McLaren CEO Ron Dennis Forced to Quit

It ends his 36-year stint with the team.

byDevin Altieri| PUBLISHED Nov 15, 2016 6:09 PM
McLaren CEO Ron Dennis Forced to Quit

After more than three decades and 10 drivers' titles, McLaren CEO Ron Dennis was forced to resign today. The move, as reported by the BBC, comes after clashes amongst the three primary shareholders in the team over Dennis' autocratic management style.

Dennis holds a 25 percent stake in the Woking, England based team. His former business partner, Mansour Ojjeh, holds a further 25 percent, but the two had a falling out many years ago and Ojjeh convinced Bahraini investment fund Mumtalakat, which holds the remaining 50 percent stake, to side with him in ousting Dennis.

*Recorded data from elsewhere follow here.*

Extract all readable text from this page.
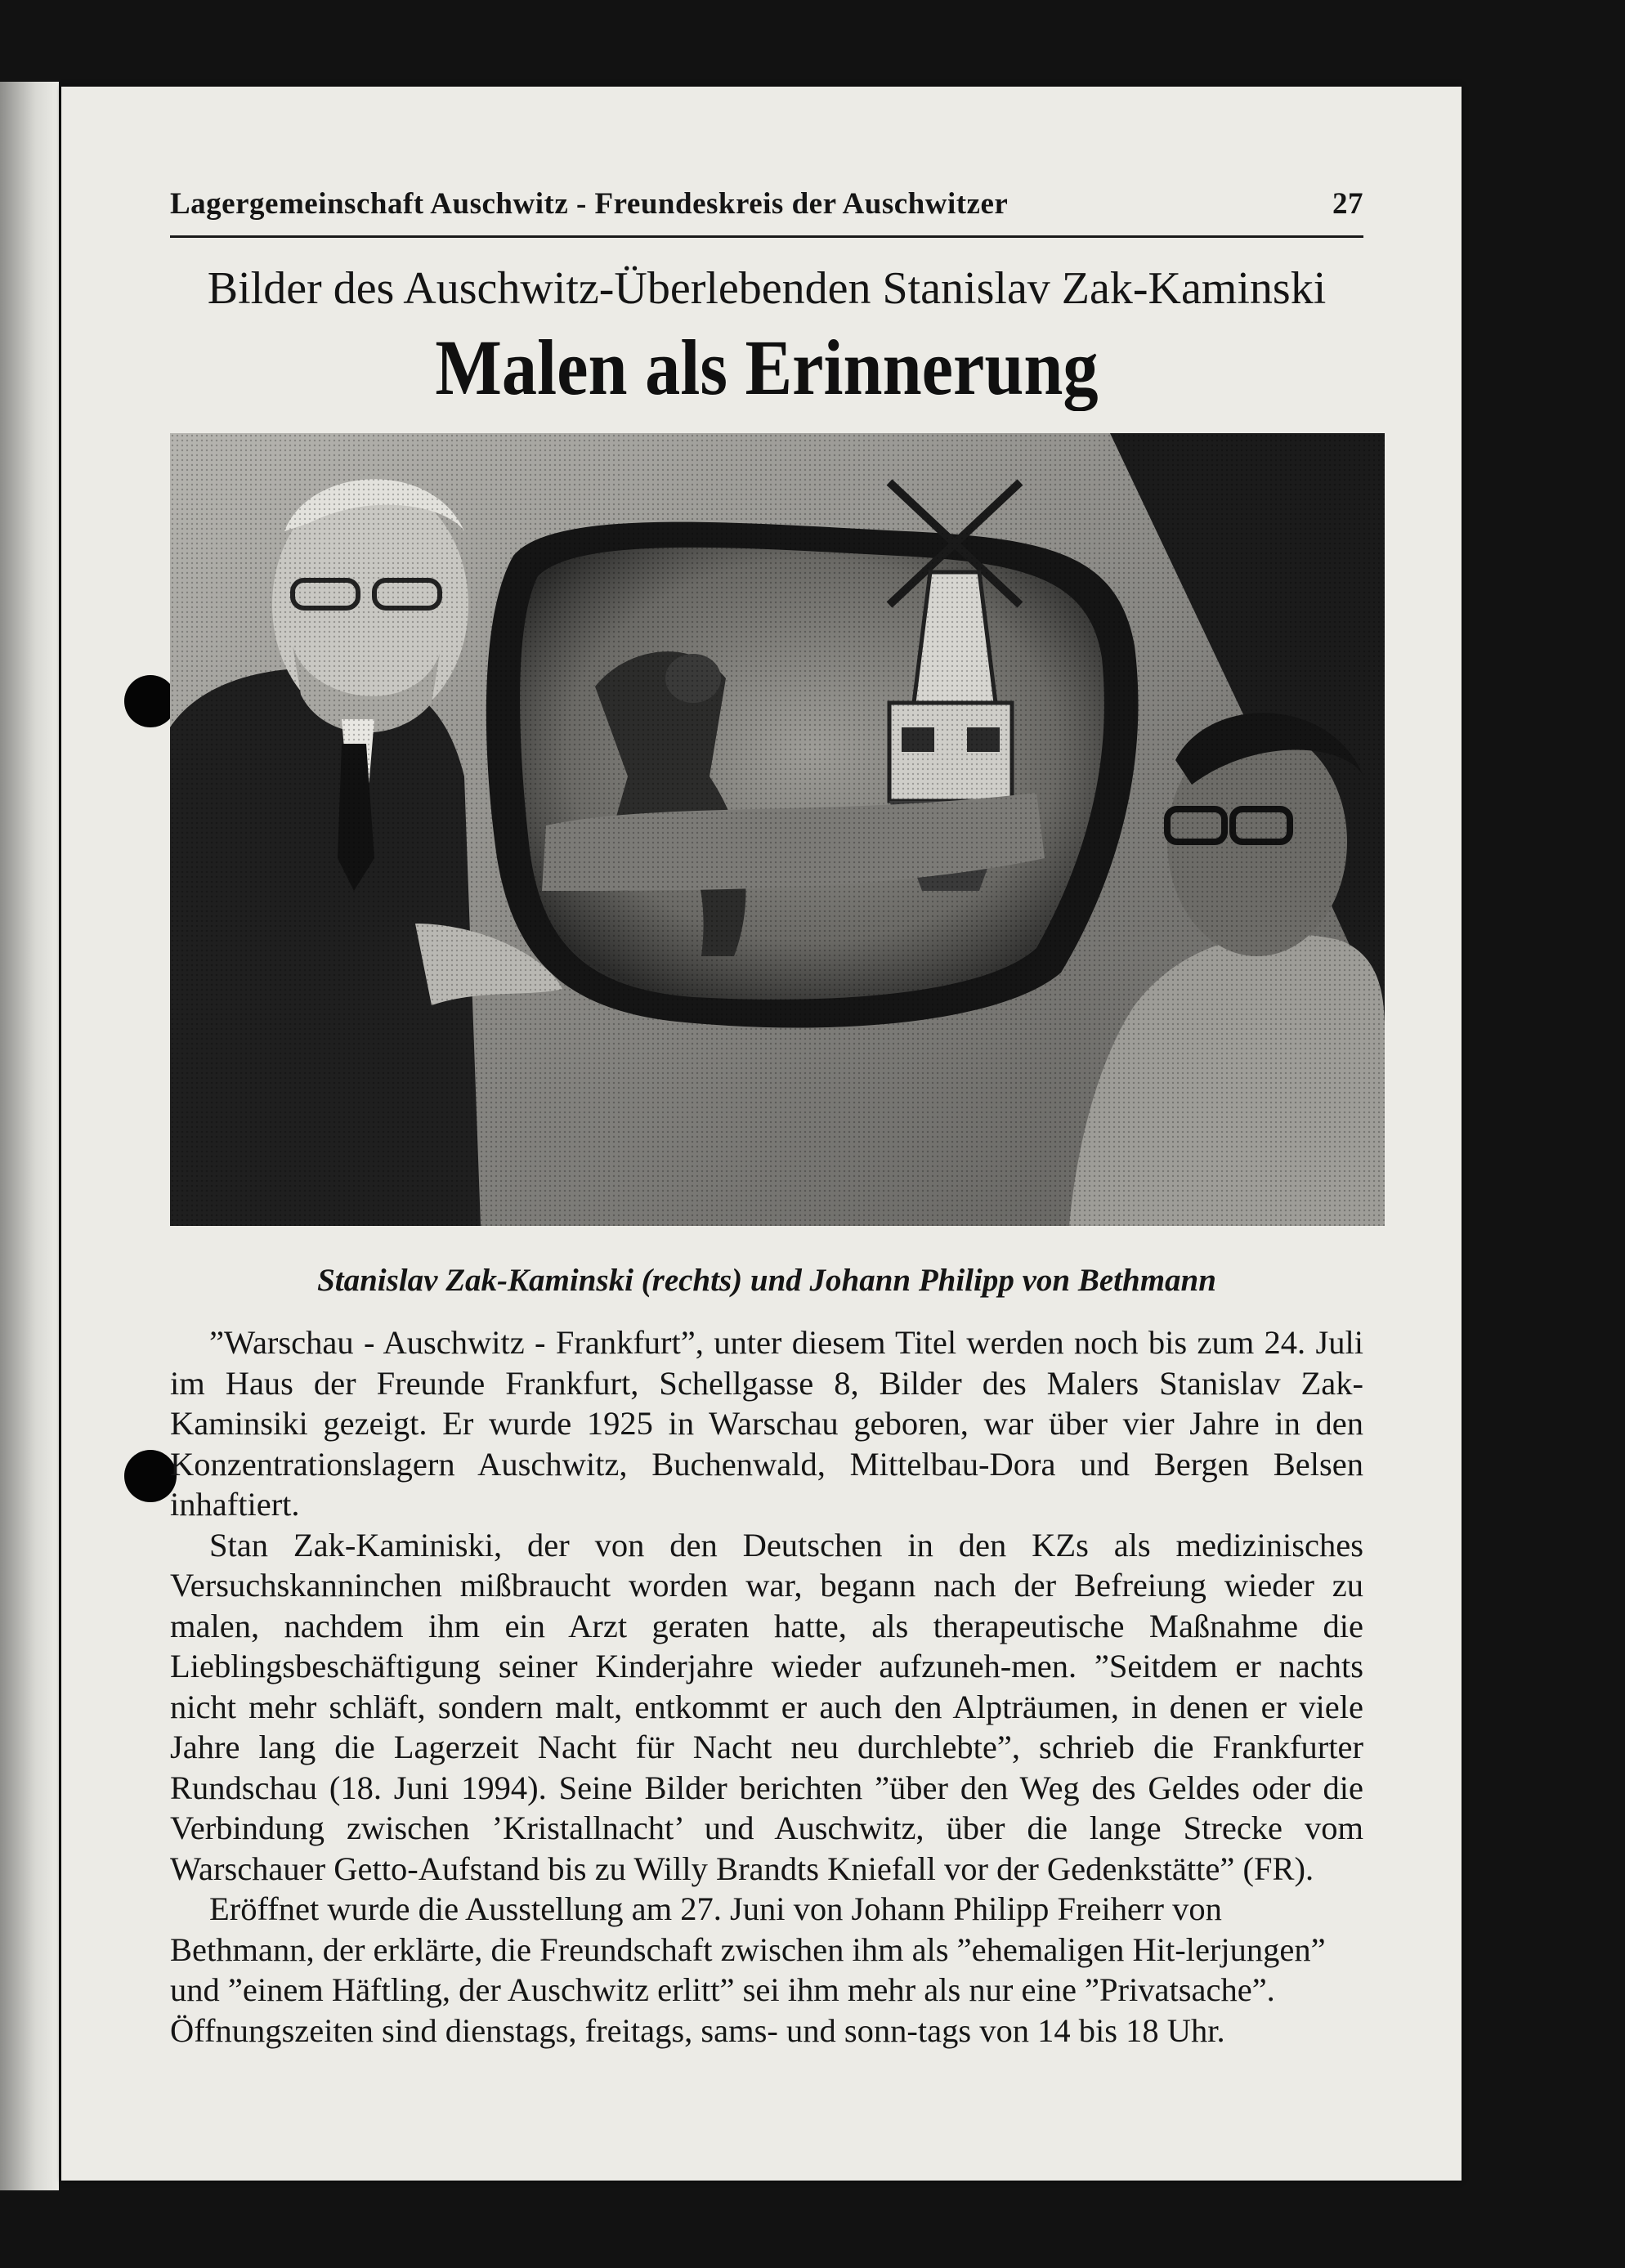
Lagergemeinschaft Auschwitz - Freundeskreis der Auschwitzer	27
Bilder des Auschwitz-Überlebenden Stanislav Zak-Kaminski
Malen als Erinnerung
Stanislav Zak-Kaminski (rechts) und Johann Philipp von Bethmann

”Warschau - Auschwitz - Frankfurt”, unter diesem Titel werden noch bis zum 24. Juli im Haus der Freunde Frankfurt, Schellgasse 8, Bilder des Malers Stanislav Zak-Kaminsiki gezeigt. Er wurde 1925 in Warschau geboren, war über vier Jahre in den Konzentrationslagern Auschwitz, Buchenwald, Mittelbau-Dora und Bergen Belsen inhaftiert.

Stan Zak-Kaminiski, der von den Deutschen in den KZs als medizinisches Versuchskanninchen mißbraucht worden war, begann nach der Befreiung wieder zu malen, nachdem ihm ein Arzt geraten hatte, als therapeutische Maßnahme die Lieblingsbeschäftigung seiner Kinderjahre wieder aufzuneh-men. ”Seitdem er nachts nicht mehr schläft, sondern malt, entkommt er auch den Alpträumen, in denen er viele Jahre lang die Lagerzeit Nacht für Nacht neu durchlebte”, schrieb die Frankfurter Rundschau (18. Juni 1994). Seine Bilder berichten ”über den Weg des Geldes oder die Verbindung zwischen ’Kristallnacht’ und Auschwitz, über die lange Strecke vom Warschauer Getto-Aufstand bis zu Willy Brandts Kniefall vor der Gedenkstätte” (FR).

Eröffnet wurde die Ausstellung am 27. Juni von Johann Philipp Freiherr von Bethmann, der erklärte, die Freundschaft zwischen ihm als ”ehemaligen Hit-lerjungen” und ”einem Häftling, der Auschwitz erlitt” sei ihm mehr als nur eine ”Privatsache”. Öffnungszeiten sind dienstags, freitags, sams- und sonn-tags von 14 bis 18 Uhr.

Dennis tried to stop the move by going to the High Court in the United Kingdom, asking the court to stop the team from putting him on "gardening leave." Unsuccessful, Dennis stepped down today and issued a statement to express his displeasure. In a statement tweeted by BBC's F1 writer Andrew Benson, Dennis said he was "disappointed" with the ousting and defends his management style, which he says hasn't changed during his tenure with the team.

McLaren recently experienced their worst season in team history, after partnering with Honda in 2015. The Honda engines failed to provide the lift the struggling team was seeking. Many blamed Dennis for this partnership and it likely played a part in the team's decision to cut ties with the 69-year-old. McLaren, a once dominant team, has also struggled with securing sponsors after the departure of telecom giant Vodafone at the end of the 2013 season.

The team hasn't won a title of any kind since Lewis Hamilton won the drivers' championship in 2008. They won their most recent of seven constructors titles in 1998. McLaren would have taken the top spot in 2007, but had their team points stripped after the Ferrari Spygate—or Stepneygate—scandal. The controversy saw McLaren obtain a copy of Ferrari intellectual design property and the team was subsequently fined $100 million for espionage.

Dennis has said he plans to launch a new technology fund following his release from McLaren.